Fractal Design’s speciality is delivering stylish, fully featured cases that are as pleasing to look at as they are ready for some serious tech. We were quite fond of the Define R2 Black Pearl, and while it wasn’t perfect, it certainly wasn’t a case we’d kick out of the bed for farting.
Is that okay to say?
The Array R2, however, is a wholly different kettle of fish, built to do one thing – and do it very well.
Storage is sexy
The Array R2, a slightly improved version of the previous Array design is a storage box, pure and simple. It could be made to fit in as a very stripped down media box, but ultimately Fractal Design’s aimed the chassis at the DIY NAS crowd.
Externally, it’s a neat piece of kit. The all black brushed aluminium exterior manages to both be subtle and sexy at the same time. Only a single power button mars the front fascia, while the side panels house meshed vents for both the single case fan, and to help airflow over the motherboard area.
The rear is similarly simple, featuring the built in PSU, a slot for mobo IO ports, and two expansion slots. To get to the interior you remove six screws from the top panel.
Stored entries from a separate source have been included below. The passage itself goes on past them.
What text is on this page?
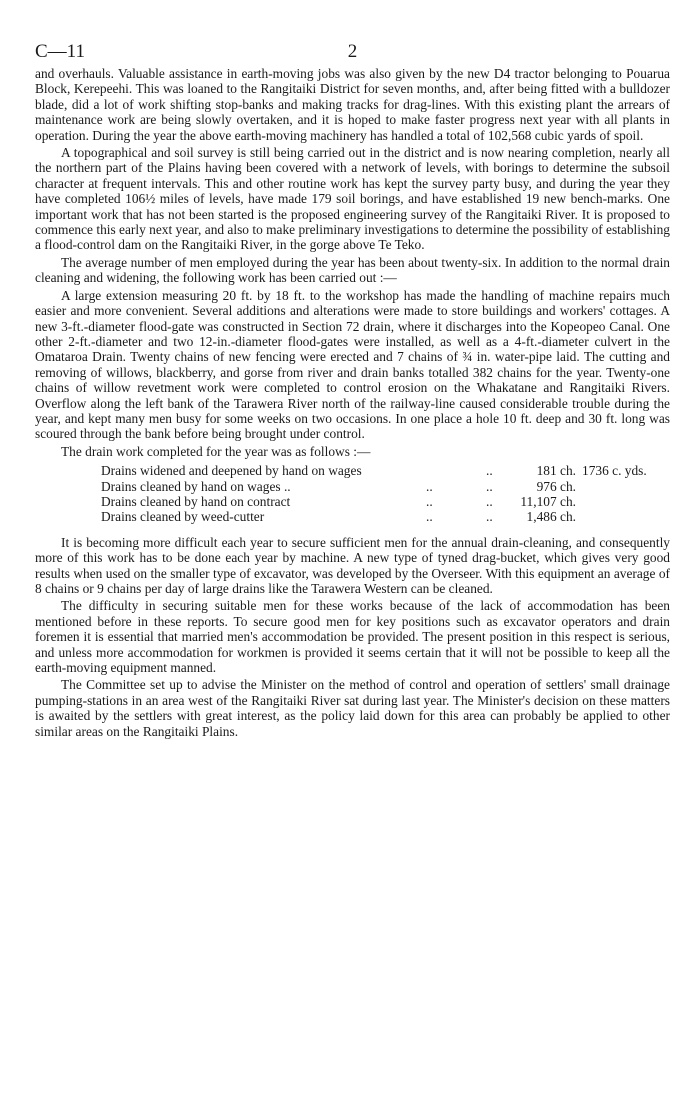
C—11	2

and overhauls. Valuable assistance in earth-moving jobs was also given by the new D4 tractor belonging to Pouarua Block, Kerepeehi. This was loaned to the Rangitaiki District for seven months, and, after being fitted with a bulldozer blade, did a lot of work shifting stop-banks and making tracks for drag-lines. With this existing plant the arrears of maintenance work are being slowly overtaken, and it is hoped to make faster progress next year with all plants in operation. During the year the above earth-moving machinery has handled a total of 102,568 cubic yards of spoil.

A topographical and soil survey is still being carried out in the district and is now nearing completion, nearly all the northern part of the Plains having been covered with a network of levels, with borings to determine the subsoil character at frequent intervals. This and other routine work has kept the survey party busy, and during the year they have completed 106½ miles of levels, have made 179 soil borings, and have established 19 new bench-marks. One important work that has not been started is the proposed engineering survey of the Rangitaiki River. It is proposed to commence this early next year, and also to make preliminary investigations to determine the possibility of establishing a flood-control dam on the Rangitaiki River, in the gorge above Te Teko.

The average number of men employed during the year has been about twenty-six. In addition to the normal drain cleaning and widening, the following work has been carried out :—

A large extension measuring 20 ft. by 18 ft. to the workshop has made the handling of machine repairs much easier and more convenient. Several additions and alterations were made to store buildings and workers' cottages. A new 3-ft.-diameter flood-gate was constructed in Section 72 drain, where it discharges into the Kopeopeo Canal. One other 2-ft.-diameter and two 12-in.-diameter flood-gates were installed, as well as a 4-ft.-diameter culvert in the Omataroa Drain. Twenty chains of new fencing were erected and 7 chains of ¾ in. water-pipe laid. The cutting and removing of willows, blackberry, and gorse from river and drain banks totalled 382 chains for the year. Twenty-one chains of willow revetment work were completed to control erosion on the Whakatane and Rangitaiki Rivers. Overflow along the left bank of the Tarawera River north of the railway-line caused considerable trouble during the year, and kept many men busy for some weeks on two occasions. In one place a hole 10 ft. deep and 30 ft. long was scoured through the bank before being brought under control.

The drain work completed for the year was as follows :—

Drains widened and deepened by hand on wages		..	181 ch.	1736 c. yds.
Drains cleaned by hand on wages ..	..	..	976 ch.	
Drains cleaned by hand on contract	..	..	11,107 ch.	
Drains cleaned by weed-cutter	..	..	1,486 ch.	

It is becoming more difficult each year to secure sufficient men for the annual drain-cleaning, and consequently more of this work has to be done each year by machine. A new type of tyned drag-bucket, which gives very good results when used on the smaller type of excavator, was developed by the Overseer. With this equipment an average of 8 chains or 9 chains per day of large drains like the Tarawera Western can be cleaned.

The difficulty in securing suitable men for these works because of the lack of accommodation has been mentioned before in these reports. To secure good men for key positions such as excavator operators and drain foremen it is essential that married men's accommodation be provided. The present position in this respect is serious, and unless more accommodation for workmen is provided it seems certain that it will not be possible to keep all the earth-moving equipment manned.

The Committee set up to advise the Minister on the method of control and operation of settlers' small drainage pumping-stations in an area west of the Rangitaiki River sat during last year. The Minister's decision on these matters is awaited by the settlers with great interest, as the policy laid down for this area can probably be applied to other similar areas on the Rangitaiki Plains.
The simplicity theme follows internally – there’s really not a lot to write home about. There’s a single 140mm fan on the front interior, which draws air from the mesh on the side panels – which at least means you’re not sucking up dust directly from the floor or whatever surface you’re resting on, as none of the mesh is filtered.
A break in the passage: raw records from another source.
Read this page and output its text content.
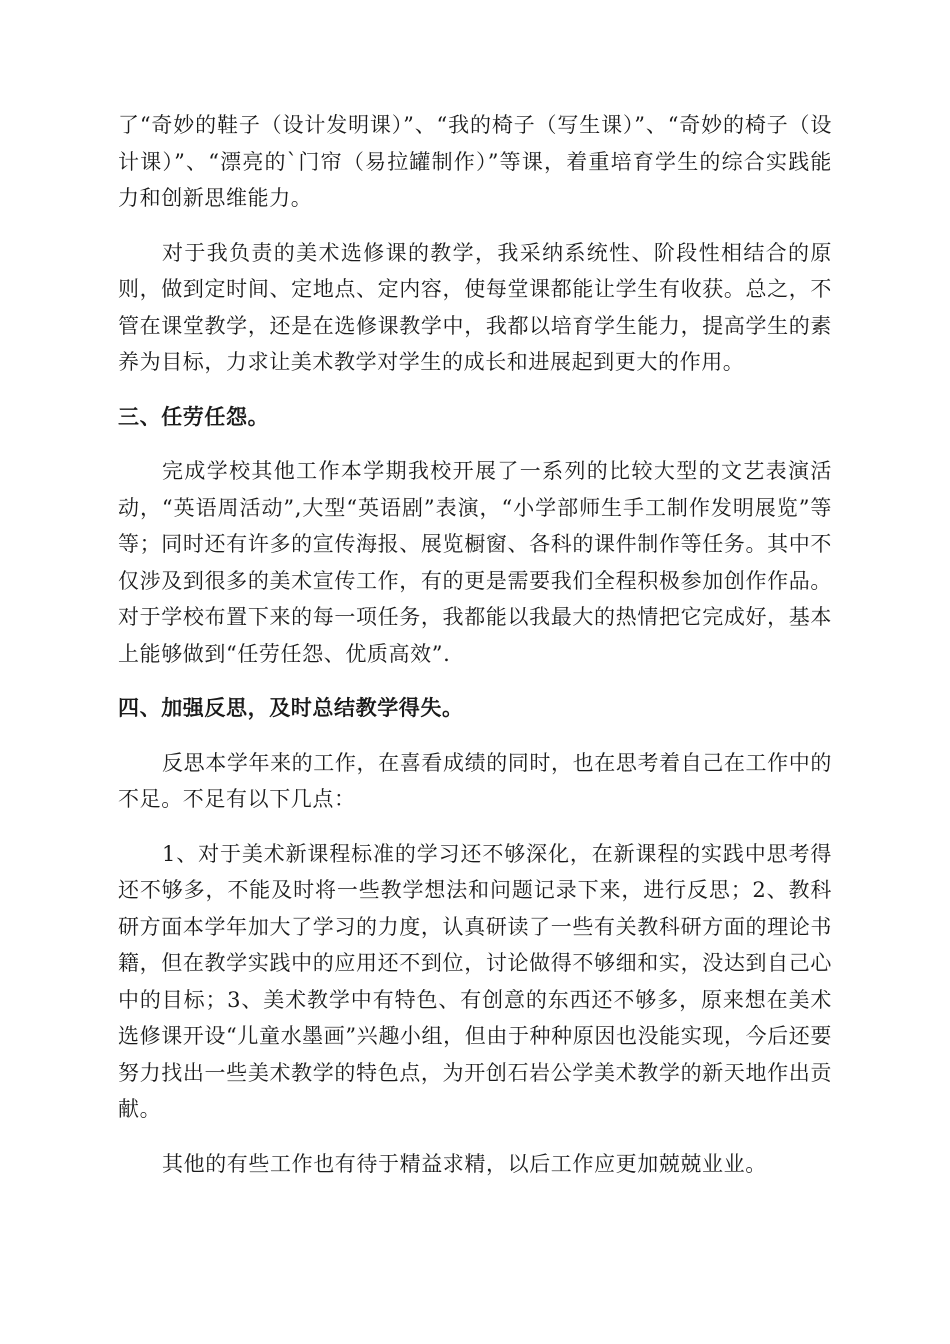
了“奇妙的鞋子（设计发明课）”、“我的椅子（写生课）”、“奇妙的椅子（设计课）”、“漂亮的`门帘（易拉罐制作）”等课，着重培育学生的综合实践能力和创新思维能力。

对于我负责的美术选修课的教学，我采纳系统性、阶段性相结合的原则，做到定时间、定地点、定内容，使每堂课都能让学生有收获。总之，不管在课堂教学，还是在选修课教学中，我都以培育学生能力，提高学生的素养为目标，力求让美术教学对学生的成长和进展起到更大的作用。

三、任劳任怨。

完成学校其他工作本学期我校开展了一系列的比较大型的文艺表演活动，“英语周活动”,大型“英语剧”表演，“小学部师生手工制作发明展览”等等；同时还有许多的宣传海报、展览橱窗、各科的课件制作等任务。其中不仅涉及到很多的美术宣传工作，有的更是需要我们全程积极参加创作作品。对于学校布置下来的每一项任务，我都能以我最大的热情把它完成好，基本上能够做到“任劳任怨、优质高效”.

四、加强反思，及时总结教学得失。

反思本学年来的工作，在喜看成绩的同时，也在思考着自己在工作中的不足。不足有以下几点：

1、对于美术新课程标准的学习还不够深化，在新课程的实践中思考得还不够多，不能及时将一些教学想法和问题记录下来，进行反思；2、教科研方面本学年加大了学习的力度，认真研读了一些有关教科研方面的理论书籍，但在教学实践中的应用还不到位，讨论做得不够细和实，没达到自己心中的目标；3、美术教学中有特色、有创意的东西还不够多，原来想在美术选修课开设“儿童水墨画”兴趣小组，但由于种种原因也没能实现，今后还要努力找出一些美术教学的特色点，为开创石岩公学美术教学的新天地作出贡献。

其他的有些工作也有待于精益求精，以后工作应更加兢兢业业。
Behind the fan is a single six-bay HDD caddy which unscrews to reveal the rest of the interior. The caddy is placed to get direct airflow from the 14mm fan, and features silicon grommets to reduce any vibration noise – the caddy itself also sits on rubber-coated metal brackets, so, combined with the large fan, this should be a pretty quite solution. There’s even a pad of sound dampening material on the inside of the upper plate.
The Array R2 also boasts its own built-in power supply, a Fractal Design branded 300-watt jobbie which should just about be able to handle the six drives you might want to throw at it; to be honest, though, it could be a near run thing.
The motherboard, either a Mini ITX or DTX, goes onto offsets on the case’s bottom surface. You could, if you really want, install video card into the expansion slots, but the best choice would be a RAID card to make the most of the many drives the case can handle.
The Array R2 is a pretty plain offering, but it’s perfectly suited to the task it’s designed for. It almost looks too good for a device that’s likely to be tucked into a cupboard, but at the same time we’d be glad have it there.